Seven new claim-variant smoke tests wired into the ixvm ignored suite via claimSmokeTests in Tests/Ix/IxVM.lean:

• Claim Check with-asm (Nat.zero) — asm tree covering
  every dep; kernel ends up checking only the subject.
• Claim Contains (synthetic 3-leaf) — membership against
  a synthetic 3-leaf canonical tree.
• Claim CheckEnv (Nat.zero closure) — 4-const env-tree.
• Claim Reveal Defn (kind+safety) — enum-tag compare.
• Claim Reveal CPrj (all fields) — addr+u64 compare.
• Claim Reveal Defn (typ Expr addr) — expr_addr vs
  Lean's Address.blake3 (Ixon.runPut (putExpr d.typ)).
• Claim Reveal Muts (first component) — variant dispatch
  across the three RevealMutConstInfo sub-variants.
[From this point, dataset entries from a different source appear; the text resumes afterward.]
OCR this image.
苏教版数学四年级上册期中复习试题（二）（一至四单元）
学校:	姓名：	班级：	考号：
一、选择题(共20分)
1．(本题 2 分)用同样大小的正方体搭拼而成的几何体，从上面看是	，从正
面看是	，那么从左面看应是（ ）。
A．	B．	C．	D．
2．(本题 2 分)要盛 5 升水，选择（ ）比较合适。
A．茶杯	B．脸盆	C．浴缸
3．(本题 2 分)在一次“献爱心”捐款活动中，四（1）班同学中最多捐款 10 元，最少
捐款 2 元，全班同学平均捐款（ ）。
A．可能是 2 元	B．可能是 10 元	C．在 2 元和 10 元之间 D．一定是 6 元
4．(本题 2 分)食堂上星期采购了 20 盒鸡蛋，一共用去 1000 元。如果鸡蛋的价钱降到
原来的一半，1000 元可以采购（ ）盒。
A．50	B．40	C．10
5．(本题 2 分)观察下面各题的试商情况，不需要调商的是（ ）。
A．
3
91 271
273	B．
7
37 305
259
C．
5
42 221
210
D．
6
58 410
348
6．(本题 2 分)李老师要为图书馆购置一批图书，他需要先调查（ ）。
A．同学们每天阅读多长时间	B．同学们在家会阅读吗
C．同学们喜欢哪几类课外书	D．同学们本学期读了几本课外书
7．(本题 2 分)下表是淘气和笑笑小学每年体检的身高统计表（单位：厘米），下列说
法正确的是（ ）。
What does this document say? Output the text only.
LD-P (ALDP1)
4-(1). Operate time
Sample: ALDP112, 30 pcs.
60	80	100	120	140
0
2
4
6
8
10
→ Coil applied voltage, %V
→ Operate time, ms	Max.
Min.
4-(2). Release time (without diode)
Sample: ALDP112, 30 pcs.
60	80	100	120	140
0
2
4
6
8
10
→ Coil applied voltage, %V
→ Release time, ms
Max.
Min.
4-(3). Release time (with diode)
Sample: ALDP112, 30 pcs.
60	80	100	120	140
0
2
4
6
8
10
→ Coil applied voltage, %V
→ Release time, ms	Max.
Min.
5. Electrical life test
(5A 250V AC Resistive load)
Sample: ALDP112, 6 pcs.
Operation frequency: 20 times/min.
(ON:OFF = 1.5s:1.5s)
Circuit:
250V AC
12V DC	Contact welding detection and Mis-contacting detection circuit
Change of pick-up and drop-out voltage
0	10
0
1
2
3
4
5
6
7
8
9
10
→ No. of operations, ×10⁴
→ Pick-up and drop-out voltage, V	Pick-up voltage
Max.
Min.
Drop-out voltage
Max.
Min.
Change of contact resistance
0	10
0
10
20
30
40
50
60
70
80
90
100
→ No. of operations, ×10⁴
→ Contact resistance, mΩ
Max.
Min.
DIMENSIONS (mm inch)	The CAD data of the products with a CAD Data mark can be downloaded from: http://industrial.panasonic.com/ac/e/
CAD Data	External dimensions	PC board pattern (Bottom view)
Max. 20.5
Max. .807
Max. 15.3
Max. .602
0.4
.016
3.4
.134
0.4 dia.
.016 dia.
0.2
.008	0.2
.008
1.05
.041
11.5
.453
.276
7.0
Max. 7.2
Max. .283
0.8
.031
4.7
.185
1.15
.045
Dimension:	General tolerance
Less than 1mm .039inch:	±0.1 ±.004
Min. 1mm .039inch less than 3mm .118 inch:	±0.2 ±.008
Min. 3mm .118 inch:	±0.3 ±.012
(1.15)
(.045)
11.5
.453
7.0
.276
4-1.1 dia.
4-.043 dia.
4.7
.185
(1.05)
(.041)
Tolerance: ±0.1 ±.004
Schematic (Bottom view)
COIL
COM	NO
Tests/Main.lean::ixvm runner includes them alongside the existing kernelChecks and serdeNatAddComm test cases. All 14 claim-check assertions (7 × Execute output + IOBuffer) pass under lake test -- --ignored ixvm.

lake exe kernel Nat.zero is 1528173 FFT (vs 1527378 pre-PR — +795 FFT for the Claim deserialization shim; acceptable).